Amazingly, the samples of material from the moon retrieved by the Apollo missions are still providing new insights more than 50 years later, in this case how tiny glass beads that litter the lunar surface are telling us about the explosive volcanic plumes that formed them 3.3 to 3.6 billion years ago.
“We’ve had these samples for 50 years, but we now have the technology to fully understand them,” said Ryan Ogliore, a physics professor at Washington University in St Louis, in a statement. “Many of these instruments would have been unimaginable when the beads were first collected.”
The tiny beads, less than a millimeter in size, are embedded in lunar rocks and mixed into the lunar regolith. They come in two varieties, orange and black, and were produced when drops of lava in plumes that violently erupted out of volcanoes cooled quickly in the cold vacuum on the lunar surface. Around 3.5 billion years ago, the the moon was drastically volcanically active, forming the dark patches of the lunar maria that today form the “face” of the “Man in the Moon.”
“The beads are tiny, pristine capsules of the lunar interior,” said Ogliore. “They’re some of the most amazing extraterrestrial samples we have.”
Ogliore was part of a team led by Thomas Williams, Stephen Parman and Alberto Saal of Brown University in Rhode Island, who deployed a variety of modern microscopic analysis techniques on the beads to learn more about the volcanic conditions in which the beads formed.
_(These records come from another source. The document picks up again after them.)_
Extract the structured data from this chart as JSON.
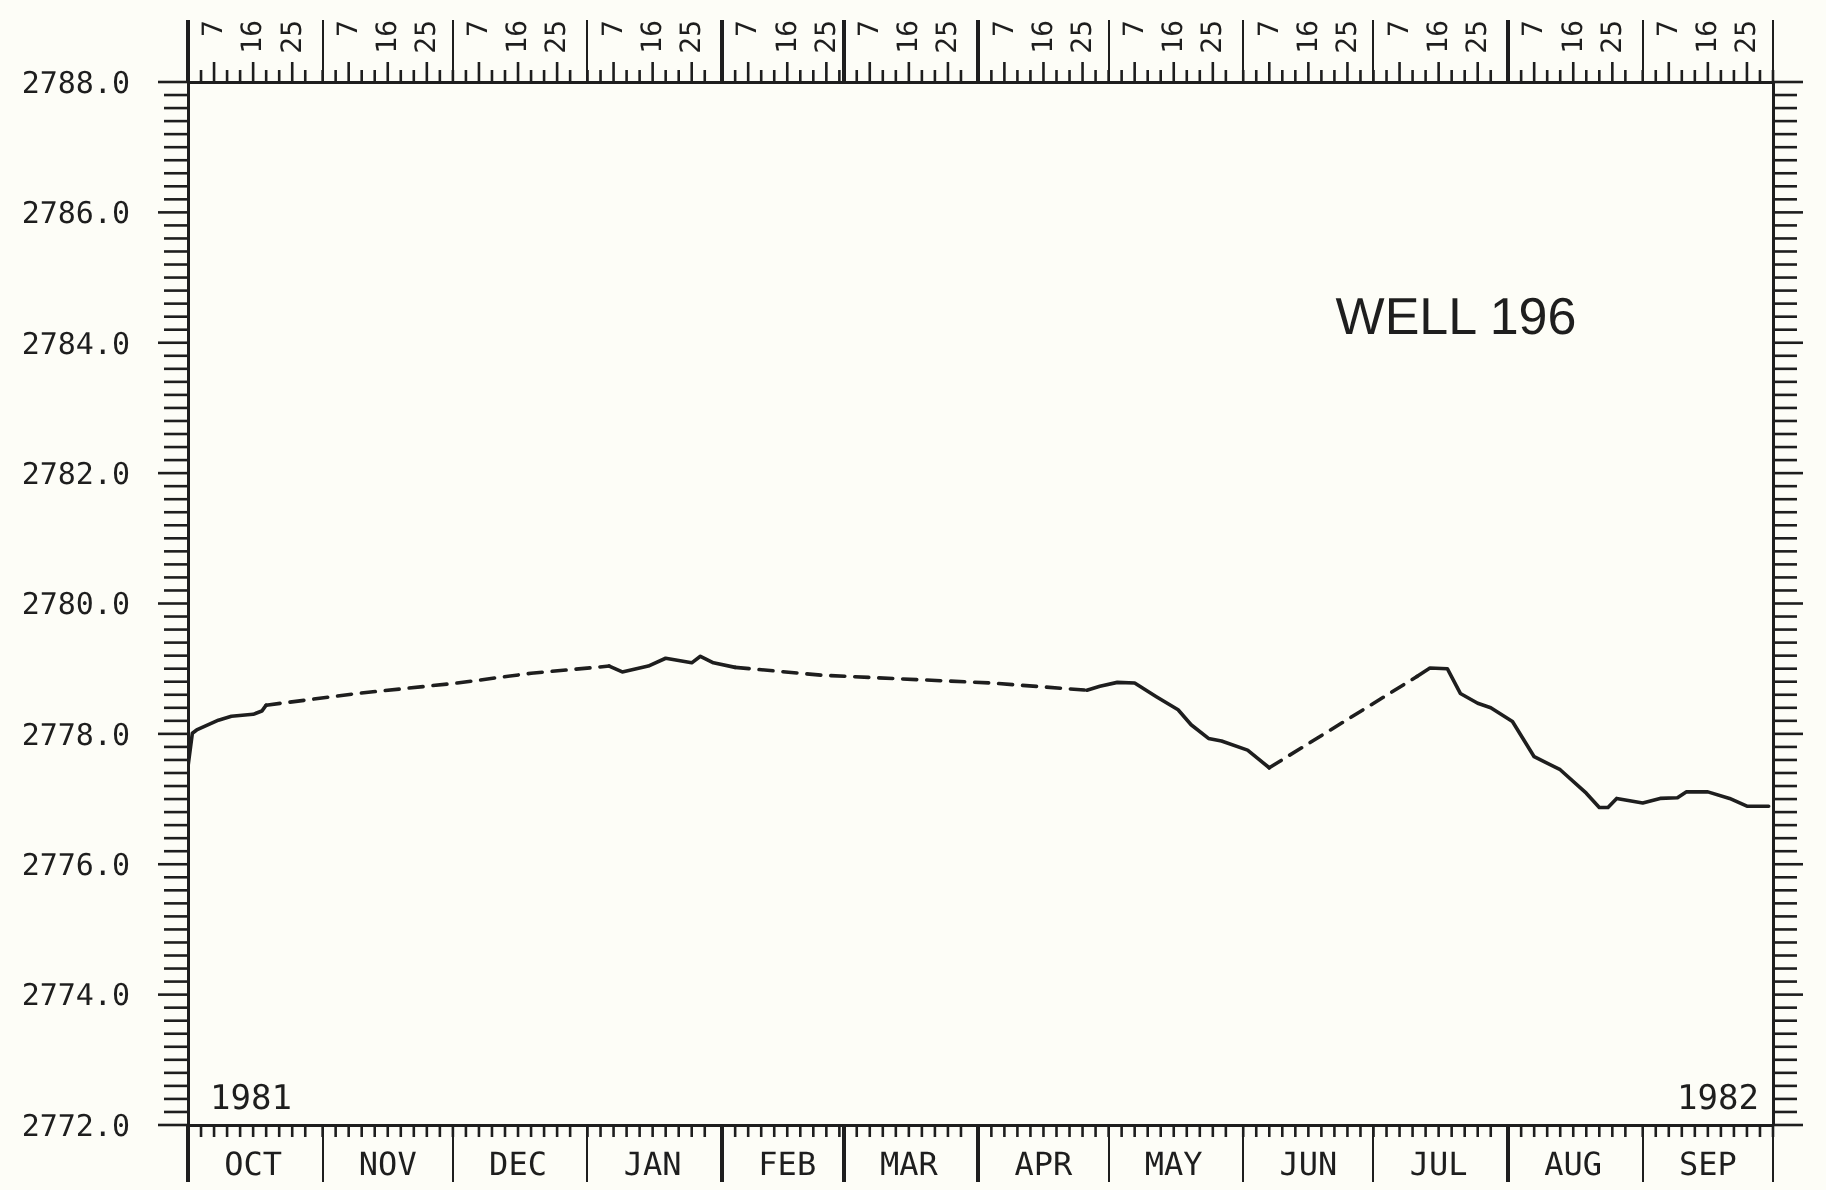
{
  "chart_data": {
    "type": "line",
    "title": "WELL 196",
    "annotations": [
      "1981",
      "1982"
    ],
    "xlim": [
      "1981-10-01",
      "1982-10-01"
    ],
    "xticks": [
      {
        "value": "1981-10-01",
        "label": null
      },
      {
        "value": "1981-10-04",
        "label": null
      },
      {
        "value": "1981-10-07",
        "label": null
      },
      {
        "value": "1981-10-10",
        "label": null
      },
      {
        "value": "1981-10-13",
        "label": null
      },
      {
        "value": "1981-10-16",
        "label": "OCT"
      },
      {
        "value": "1981-10-19",
        "label": null
      },
      {
        "value": "1981-10-22",
        "label": null
      },
      {
        "value": "1981-10-25",
        "label": null
      },
      {
        "value": "1981-10-28",
        "label": null
      },
      {
        "value": "1981-11-01",
        "label": null
      },
      {
        "value": "1981-11-04",
        "label": null
      },
      {
        "value": "1981-11-07",
        "label": null
      },
      {
        "value": "1981-11-10",
        "label": null
      },
      {
        "value": "1981-11-13",
        "label": null
      },
      {
        "value": "1981-11-16",
        "label": "NOV"
      },
      {
        "value": "1981-11-19",
        "label": null
      },
      {
        "value": "1981-11-22",
        "label": null
      },
      {
        "value": "1981-11-25",
        "label": null
      },
      {
        "value": "1981-11-28",
        "label": null
      },
      {
        "value": "1981-12-01",
        "label": null
      },
      {
        "value": "1981-12-04",
        "label": null
      },
      {
        "value": "1981-12-07",
        "label": null
      },
      {
        "value": "1981-12-10",
        "label": null
      },
      {
        "value": "1981-12-13",
        "label": null
      },
      {
        "value": "1981-12-16",
        "label": "DEC"
      },
      {
        "value": "1981-12-19",
        "label": null
      },
      {
        "value": "1981-12-22",
        "label": null
      },
      {
        "value": "1981-12-25",
        "label": null
      },
      {
        "value": "1981-12-28",
        "label": null
      },
      {
        "value": "1982-01-01",
        "label": null
      },
      {
        "value": "1982-01-04",
        "label": null
      },
      {
        "value": "1982-01-07",
        "label": null
      },
      {
        "value": "1982-01-10",
        "label": null
      },
      {
        "value": "1982-01-13",
        "label": null
      },
      {
        "value": "1982-01-16",
        "label": "JAN"
      },
      {
        "value": "1982-01-19",
        "label": null
      },
      {
        "value": "1982-01-22",
        "label": null
      },
      {
        "value": "1982-01-25",
        "label": null
      },
      {
        "value": "1982-01-28",
        "label": null
      },
      {
        "value": "1982-02-01",
        "label": null
      },
      {
        "value": "1982-02-04",
        "label": null
      },
      {
        "value": "1982-02-07",
        "label": null
      },
      {
        "value": "1982-02-10",
        "label": null
      },
      {
        "value": "1982-02-13",
        "label": null
      },
      {
        "value": "1982-02-16",
        "label": "FEB"
      },
      {
        "value": "1982-02-19",
        "label": null
      },
      {
        "value": "1982-02-22",
        "label": null
      },
      {
        "value": "1982-02-25",
        "label": null
      },
      {
        "value": "1982-02-28",
        "label": null
      },
      {
        "value": "1982-03-01",
        "label": null
      },
      {
        "value": "1982-03-04",
        "label": null
      },
      {
        "value": "1982-03-07",
        "label": null
      },
      {
        "value": "1982-03-10",
        "label": null
      },
      {
        "value": "1982-03-13",
        "label": null
      },
      {
        "value": "1982-03-16",
        "label": "MAR"
      },
      {
        "value": "1982-03-19",
        "label": null
      },
      {
        "value": "1982-03-22",
        "label": null
      },
      {
        "value": "1982-03-25",
        "label": null
      },
      {
        "value": "1982-03-28",
        "label": null
      },
      {
        "value": "1982-04-01",
        "label": null
      },
      {
        "value": "1982-04-04",
        "label": null
      },
      {
        "value": "1982-04-07",
        "label": null
      },
      {
        "value": "1982-04-10",
        "label": null
      },
      {
        "value": "1982-04-13",
        "label": null
      },
      {
        "value": "1982-04-16",
        "label": "APR"
      },
      {
        "value": "1982-04-19",
        "label": null
      },
      {
        "value": "1982-04-22",
        "label": null
      },
      {
        "value": "1982-04-25",
        "label": null
      },
      {
        "value": "1982-04-28",
        "label": null
      },
      {
        "value": "1982-05-01",
        "label": null
      },
      {
        "value": "1982-05-04",
        "label": null
      },
      {
        "value": "1982-05-07",
        "label": null
      },
      {
        "value": "1982-05-10",
        "label": null
      },
      {
        "value": "1982-05-13",
        "label": null
      },
      {
        "value": "1982-05-16",
        "label": "MAY"
      },
      {
        "value": "1982-05-19",
        "label": null
      },
      {
        "value": "1982-05-22",
        "label": null
      },
      {
        "value": "1982-05-25",
        "label": null
      },
      {
        "value": "1982-05-28",
        "label": null
      },
      {
        "value": "1982-06-01",
        "label": null
      },
      {
        "value": "1982-06-04",
        "label": null
      },
      {
        "value": "1982-06-07",
        "label": null
      },
      {
        "value": "1982-06-10",
        "label": null
      },
      {
        "value": "1982-06-13",
        "label": null
      },
      {
        "value": "1982-06-16",
        "label": "JUN"
      },
      {
        "value": "1982-06-19",
        "label": null
      },
      {
        "value": "1982-06-22",
        "label": null
      },
      {
        "value": "1982-06-25",
        "label": null
      },
      {
        "value": "1982-06-28",
        "label": null
      },
      {
        "value": "1982-07-01",
        "label": null
      },
      {
        "value": "1982-07-04",
        "label": null
      },
      {
        "value": "1982-07-07",
        "label": null
      },
      {
        "value": "1982-07-10",
        "label": null
      },
      {
        "value": "1982-07-13",
        "label": null
      },
      {
        "value": "1982-07-16",
        "label": "JUL"
      },
      {
        "value": "1982-07-19",
        "label": null
      },
      {
        "value": "1982-07-22",
        "label": null
      },
      {
        "value": "1982-07-25",
        "label": null
      },
      {
        "value": "1982-07-28",
        "label": null
      },
      {
        "value": "1982-08-01",
        "label": null
      },
      {
        "value": "1982-08-04",
        "label": null
      },
      {
        "value": "1982-08-07",
        "label": null
      },
      {
        "value": "1982-08-10",
        "label": null
      },
      {
        "value": "1982-08-13",
        "label": null
      },
      {
        "value": "1982-08-16",
        "label": "AUG"
      },
      {
        "value": "1982-08-19",
        "label": null
      },
      {
        "value": "1982-08-22",
        "label": null
      },
      {
        "value": "1982-08-25",
        "label": null
      },
      {
        "value": "1982-08-28",
        "label": null
      },
      {
        "value": "1982-09-01",
        "label": null
      },
      {
        "value": "1982-09-04",
        "label": null
      },
      {
        "value": "1982-09-07",
        "label": null
      },
      {
        "value": "1982-09-10",
        "label": null
      },
      {
        "value": "1982-09-13",
        "label": null
      },
      {
        "value": "1982-09-16",
        "label": "SEP"
      },
      {
        "value": "1982-09-19",
        "label": null
      },
      {
        "value": "1982-09-22",
        "label": null
      },
      {
        "value": "1982-09-25",
        "label": null
      },
      {
        "value": "1982-09-28",
        "label": null
      },
      {
        "value": "1982-10-01",
        "label": null
      }
    ],
    "x2lim": [
      "1981-10-01",
      "1982-10-01"
    ],
    "x2ticks": [
      {
        "value": "1981-10-01",
        "label": null
      },
      {
        "value": "1981-10-04",
        "label": null
      },
      {
        "value": "1981-10-07",
        "label": "7"
      },
      {
        "value": "1981-10-10",
        "label": null
      },
      {
        "value": "1981-10-13",
        "label": null
      },
      {
        "value": "1981-10-16",
        "label": "16"
      },
      {
        "value": "1981-10-19",
        "label": null
      },
      {
        "value": "1981-10-22",
        "label": null
      },
      {
        "value": "1981-10-25",
        "label": "25"
      },
      {
        "value": "1981-10-28",
        "label": null
      },
      {
        "value": "1981-11-01",
        "label": null
      },
      {
        "value": "1981-11-04",
        "label": null
      },
      {
        "value": "1981-11-07",
        "label": "7"
      },
      {
        "value": "1981-11-10",
        "label": null
      },
      {
        "value": "1981-11-13",
        "label": null
      },
      {
        "value": "1981-11-16",
        "label": "16"
      },
      {
        "value": "1981-11-19",
        "label": null
      },
      {
        "value": "1981-11-22",
        "label": null
      },
      {
        "value": "1981-11-25",
        "label": "25"
      },
      {
        "value": "1981-11-28",
        "label": null
      },
      {
        "value": "1981-12-01",
        "label": null
      },
      {
        "value": "1981-12-04",
        "label": null
      },
      {
        "value": "1981-12-07",
        "label": "7"
      },
      {
        "value": "1981-12-10",
        "label": null
      },
      {
        "value": "1981-12-13",
        "label": null
      },
      {
        "value": "1981-12-16",
        "label": "16"
      },
      {
        "value": "1981-12-19",
        "label": null
      },
      {
        "value": "1981-12-22",
        "label": null
      },
      {
        "value": "1981-12-25",
        "label": "25"
      },
      {
        "value": "1981-12-28",
        "label": null
      },
      {
        "value": "1982-01-01",
        "label": null
      },
      {
        "value": "1982-01-04",
        "label": null
      },
      {
        "value": "1982-01-07",
        "label": "7"
      },
      {
        "value": "1982-01-10",
        "label": null
      },
      {
        "value": "1982-01-13",
        "label": null
      },
      {
        "value": "1982-01-16",
        "label": "16"
      },
      {
        "value": "1982-01-19",
        "label": null
      },
      {
        "value": "1982-01-22",
        "label": null
      },
      {
        "value": "1982-01-25",
        "label": "25"
      },
      {
        "value": "1982-01-28",
        "label": null
      },
      {
        "value": "1982-02-01",
        "label": null
      },
      {
        "value": "1982-02-04",
        "label": null
      },
      {
        "value": "1982-02-07",
        "label": "7"
      },
      {
        "value": "1982-02-10",
        "label": null
      },
      {
        "value": "1982-02-13",
        "label": null
      },
      {
        "value": "1982-02-16",
        "label": "16"
      },
      {
        "value": "1982-02-19",
        "label": null
      },
      {
        "value": "1982-02-22",
        "label": null
      },
      {
        "value": "1982-02-25",
        "label": "25"
      },
      {
        "value": "1982-02-28",
        "label": null
      },
      {
        "value": "1982-03-01",
        "label": null
      },
      {
        "value": "1982-03-04",
        "label": null
      },
      {
        "value": "1982-03-07",
        "label": "7"
      },
      {
        "value": "1982-03-10",
        "label": null
      },
      {
        "value": "1982-03-13",
        "label": null
      },
      {
        "value": "1982-03-16",
        "label": "16"
      },
      {
        "value": "1982-03-19",
        "label": null
      },
      {
        "value": "1982-03-22",
        "label": null
      },
      {
        "value": "1982-03-25",
        "label": "25"
      },
      {
        "value": "1982-03-28",
        "label": null
      },
      {
        "value": "1982-04-01",
        "label": null
      },
      {
        "value": "1982-04-04",
        "label": null
      },
      {
        "value": "1982-04-07",
        "label": "7"
      },
      {
        "value": "1982-04-10",
        "label": null
      },
      {
        "value": "1982-04-13",
        "label": null
      },
      {
        "value": "1982-04-16",
        "label": "16"
      },
      {
        "value": "1982-04-19",
        "label": null
      },
      {
        "value": "1982-04-22",
        "label": null
      },
      {
        "value": "1982-04-25",
        "label": "25"
      },
      {
        "value": "1982-04-28",
        "label": null
      },
      {
        "value": "1982-05-01",
        "label": null
      },
      {
        "value": "1982-05-04",
        "label": null
      },
      {
        "value": "1982-05-07",
        "label": "7"
      },
      {
        "value": "1982-05-10",
        "label": null
      },
      {
        "value": "1982-05-13",
        "label": null
      },
      {
        "value": "1982-05-16",
        "label": "16"
      },
      {
        "value": "1982-05-19",
        "label": null
      },
      {
        "value": "1982-05-22",
        "label": null
      },
      {
        "value": "1982-05-25",
        "label": "25"
      },
      {
        "value": "1982-05-28",
        "label": null
      },
      {
        "value": "1982-06-01",
        "label": null
      },
      {
        "value": "1982-06-04",
        "label": null
      },
      {
        "value": "1982-06-07",
        "label": "7"
      },
      {
        "value": "1982-06-10",
        "label": null
      },
      {
        "value": "1982-06-13",
        "label": null
      },
      {
        "value": "1982-06-16",
        "label": "16"
      },
      {
        "value": "1982-06-19",
        "label": null
      },
      {
        "value": "1982-06-22",
        "label": null
      },
      {
        "value": "1982-06-25",
        "label": "25"
      },
      {
        "value": "1982-06-28",
        "label": null
      },
      {
        "value": "1982-07-01",
        "label": null
      },
      {
        "value": "1982-07-04",
        "label": null
      },
      {
        "value": "1982-07-07",
        "label": "7"
      },
      {
        "value": "1982-07-10",
        "label": null
      },
      {
        "value": "1982-07-13",
        "label": null
      },
      {
        "value": "1982-07-16",
        "label": "16"
      },
      {
        "value": "1982-07-19",
        "label": null
      },
      {
        "value": "1982-07-22",
        "label": null
      },
      {
        "value": "1982-07-25",
        "label": "25"
      },
      {
        "value": "1982-07-28",
        "label": null
      },
      {
        "value": "1982-08-01",
        "label": null
      },
      {
        "value": "1982-08-04",
        "label": null
      },
      {
        "value": "1982-08-07",
        "label": "7"
      },
      {
        "value": "1982-08-10",
        "label": null
      },
      {
        "value": "1982-08-13",
        "label": null
      },
      {
        "value": "1982-08-16",
        "label": "16"
      },
      {
        "value": "1982-08-19",
        "label": null
      },
      {
        "value": "1982-08-22",
        "label": null
      },
      {
        "value": "1982-08-25",
        "label": "25"
      },
      {
        "value": "1982-08-28",
        "label": null
      },
      {
        "value": "1982-09-01",
        "label": null
      },
      {
        "value": "1982-09-04",
        "label": null
      },
      {
        "value": "1982-09-07",
        "label": "7"
      },
      {
        "value": "1982-09-10",
        "label": null
      },
      {
        "value": "1982-09-13",
        "label": null
      },
      {
        "value": "1982-09-16",
        "label": "16"
      },
      {
        "value": "1982-09-19",
        "label": null
      },
      {
        "value": "1982-09-22",
        "label": null
      },
      {
        "value": "1982-09-25",
        "label": "25"
      },
      {
        "value": "1982-09-28",
        "label": null
      },
      {
        "value": "1982-10-01",
        "label": null
      }
    ],
    "ylim": [
      2772,
      2788
    ],
    "yticks": [
      {
        "value": 2772,
        "label": "2772.0"
      },
      {
        "value": 2772.2,
        "label": null
      },
      {
        "value": 2772.4,
        "label": null
      },
      {
        "value": 2772.6,
        "label": null
      },
      {
        "value": 2772.8,
        "label": null
      },
      {
        "value": 2773,
        "label": null
      },
      {
        "value": 2773.2,
        "label": null
      },
      {
        "value": 2773.4,
        "label": null
      },
      {
        "value": 2773.6,
        "label": null
      },
      {
        "value": 2773.8,
        "label": null
      },
      {
        "value": 2774,
        "label": "2774.0"
      },
      {
        "value": 2774.2,
        "label": null
      },
      {
        "value": 2774.4,
        "label": null
      },
      {
        "value": 2774.6,
        "label": null
      },
      {
        "value": 2774.8,
        "label": null
      },
      {
        "value": 2775,
        "label": null
      },
      {
        "value": 2775.2,
        "label": null
      },
      {
        "value": 2775.4,
        "label": null
      },
      {
        "value": 2775.6,
        "label": null
      },
      {
        "value": 2775.8,
        "label": null
      },
      {
        "value": 2776,
        "label": "2776.0"
      },
      {
        "value": 2776.2,
        "label": null
      },
      {
        "value": 2776.4,
        "label": null
      },
      {
        "value": 2776.6,
        "label": null
      },
      {
        "value": 2776.8,
        "label": null
      },
      {
        "value": 2777,
        "label": null
      },
      {
        "value": 2777.2,
        "label": null
      },
      {
        "value": 2777.4,
        "label": null
      },
      {
        "value": 2777.6,
        "label": null
      },
      {
        "value": 2777.8,
        "label": null
      },
      {
        "value": 2778,
        "label": "2778.0"
      },
      {
        "value": 2778.2,
        "label": null
      },
      {
        "value": 2778.4,
        "label": null
      },
      {
        "value": 2778.6,
        "label": null
      },
      {
        "value": 2778.8,
        "label": null
      },
      {
        "value": 2779,
        "label": null
      },
      {
        "value": 2779.2,
        "label": null
      },
      {
        "value": 2779.4,
        "label": null
      },
      {
        "value": 2779.6,
        "label": null
      },
      {
        "value": 2779.8,
        "label": null
      },
      {
        "value": 2780,
        "label": "2780.0"
      },
      {
        "value": 2780.2,
        "label": null
      },
      {
        "value": 2780.4,
        "label": null
      },
      {
        "value": 2780.6,
        "label": null
      },
      {
        "value": 2780.8,
        "label": null
      },
      {
        "value": 2781,
        "label": null
      },
      {
        "value": 2781.2,
        "label": null
      },
      {
        "value": 2781.4,
        "label": null
      },
      {
        "value": 2781.6,
        "label": null
      },
      {
        "value": 2781.8,
        "label": null
      },
      {
        "value": 2782,
        "label": "2782.0"
      },
      {
        "value": 2782.2,
        "label": null
      },
      {
        "value": 2782.4,
        "label": null
      },
      {
        "value": 2782.6,
        "label": null
      },
      {
        "value": 2782.8,
        "label": null
      },
      {
        "value": 2783,
        "label": null
      },
      {
        "value": 2783.2,
        "label": null
      },
      {
        "value": 2783.4,
        "label": null
      },
      {
        "value": 2783.6,
        "label": null
      },
      {
        "value": 2783.8,
        "label": null
      },
      {
        "value": 2784,
        "label": "2784.0"
      },
      {
        "value": 2784.2,
        "label": null
      },
      {
        "value": 2784.4,
        "label": null
      },
      {
        "value": 2784.6,
        "label": null
      },
      {
        "value": 2784.8,
        "label": null
      },
      {
        "value": 2785,
        "label": null
      },
      {
        "value": 2785.2,
        "label": null
      },
      {
        "value": 2785.4,
        "label": null
      },
      {
        "value": 2785.6,
        "label": null
      },
      {
        "value": 2785.8,
        "label": null
      },
      {
        "value": 2786,
        "label": "2786.0"
      },
      {
        "value": 2786.2,
        "label": null
      },
      {
        "value": 2786.4,
        "label": null
      },
      {
        "value": 2786.6,
        "label": null
      },
      {
        "value": 2786.8,
        "label": null
      },
      {
        "value": 2787,
        "label": null
      },
      {
        "value": 2787.2,
        "label": null
      },
      {
        "value": 2787.4,
        "label": null
      },
      {
        "value": 2787.6,
        "label": null
      },
      {
        "value": 2787.8,
        "label": null
      },
      {
        "value": 2788,
        "label": "2788.0"
      }
    ],
    "series": [
      {
        "color": "#1e1e1e",
        "line_style": "solid",
        "x": [
          "1981-10-01",
          "1981-10-02",
          "1981-10-03",
          "1981-10-08",
          "1981-10-11",
          "1981-10-16",
          "1981-10-18",
          "1981-10-19"
        ],
        "values": [
          2777.5,
          2778.01,
          2778.06,
          2778.21,
          2778.27,
          2778.3,
          2778.35,
          2778.44
        ]
      },
      {
        "color": "#1e1e1e",
        "line_style": "dashed",
        "x": [
          "1981-10-19",
          "1981-11-09",
          "1981-12-02",
          "1981-12-19",
          "1982-01-06"
        ],
        "values": [
          2778.44,
          2778.62,
          2778.78,
          2778.93,
          2779.04
        ]
      },
      {
        "color": "#1e1e1e",
        "line_style": "solid",
        "x": [
          "1982-01-06",
          "1982-01-09",
          "1982-01-15",
          "1982-01-19",
          "1982-01-25",
          "1982-01-27",
          "1982-01-30",
          "1982-02-04"
        ],
        "values": [
          2779.04,
          2778.95,
          2779.04,
          2779.16,
          2779.09,
          2779.19,
          2779.09,
          2779.02
        ]
      },
      {
        "color": "#1e1e1e",
        "line_style": "dashed",
        "x": [
          "1982-02-04",
          "1982-02-24",
          "1982-04-04",
          "1982-04-26"
        ],
        "values": [
          2779.02,
          2778.9,
          2778.78,
          2778.67
        ]
      },
      {
        "color": "#1e1e1e",
        "line_style": "solid",
        "x": [
          "1982-04-26",
          "1982-04-29",
          "1982-05-03",
          "1982-05-07",
          "1982-05-12",
          "1982-05-17",
          "1982-05-20",
          "1982-05-24",
          "1982-05-27",
          "1982-06-02",
          "1982-06-07"
        ],
        "values": [
          2778.67,
          2778.73,
          2778.79,
          2778.78,
          2778.57,
          2778.37,
          2778.14,
          2777.93,
          2777.89,
          2777.75,
          2777.48
        ]
      },
      {
        "color": "#1e1e1e",
        "line_style": "dashed",
        "x": [
          "1982-06-07",
          "1982-07-11"
        ],
        "values": [
          2777.48,
          2778.88
        ]
      },
      {
        "color": "#1e1e1e",
        "line_style": "solid",
        "x": [
          "1982-07-11",
          "1982-07-14",
          "1982-07-18",
          "1982-07-21",
          "1982-07-25",
          "1982-07-28",
          "1982-08-02",
          "1982-08-07",
          "1982-08-13",
          "1982-08-19",
          "1982-08-22",
          "1982-08-24",
          "1982-08-26",
          "1982-09-01",
          "1982-09-05",
          "1982-09-09",
          "1982-09-11",
          "1982-09-16",
          "1982-09-21",
          "1982-09-25",
          "1982-09-30"
        ],
        "values": [
          2778.88,
          2779.01,
          2779.0,
          2778.62,
          2778.47,
          2778.4,
          2778.19,
          2777.65,
          2777.45,
          2777.09,
          2776.87,
          2776.87,
          2777.01,
          2776.94,
          2777.01,
          2777.02,
          2777.11,
          2777.11,
          2777.01,
          2776.89,
          2776.89
        ]
      }
    ]
  }
}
The main instrument used was a NanoSIMS 50 ion microprobe at Washington University, which can perform spectrometry at the atomic scale, identifying elements and isotopes, and probing nano-scale structure.
To avoid the subject material being exposed to Earth’s atmosphere and reacting with its oxygen, the ion beam cored into the samples, extracting the beads from within them, and then taking care that the material was protected from our atmosphere. The samples were then subjected to a number of analysis techniques, including atom probe tomography, scanning-electron microscopy and energy dispersive X-ray spectroscopy.
“Even with the advanced techniques we used, these were very difficult measurements to make,” said Ogliore.
The measurements told the team about the pressure, temperature and chemistry of the environment that the beads formed in. Indeed, their very existence is proof that the moon had explosive eruptions, “something like the fire fountains that you can see in Hawaii today,” said Ogliore.
Yet the color, shape and chemical composition of the lunar glass beads are quite unlike their terrestrial counterparts.
The analysis showed that the glass beads are coated in a layer less than 100 nanometers thick, deposited on the beads as vapor condensed out of the volcanic clouds. As such, probing these nano-layers provides information about those volcanic clouds, from which we can learn more about lunar volcanism.
The nano-layers on the surface of the beads are not smooth, but feature a number of shapes and inhomogeneities described as “micromounds,” “lathes,” “plaques” and “blebs.” The micromounds in particular have a base that is richer in iron than their upper surfaces. This iron gradient is connected to how the pressure in the volcanic plume rapidly decreased in the brief time that it took for the micromounds in the nano-layer to be deposited.
Both the black and orange beads studied in this analysis were recovered by the Apollo 17 mission in 1972 — the only mission to fly with a specialist geologist, Harrison Schmitt, on board — from the Taurus-Littrow Valley in Mare Serenitatis.
The black beads are abundant in zinc-sulfide nanocrystals, and thermochemical modeling of these beads indicates that hydrogen and sulfur were the major elements in the volcanic gas plumes that formed them. Meanwhile, the orange beads lack notable quantities of zinc-sulfide crystals. This suggests a change over time in the conditions of the volcanic eruption that produced the black and orange beads.
“It’s like reading the journal of an ancient lunar volcanologist,” said Ogliore.
Although the findings are only a small detail in the grand scheme of things, they take us a step closer to understanding the volcanic conditions that formed the Man in the Moon, and why that volcanism occurred in the first place.
The results were published online in April in the journal Icarus.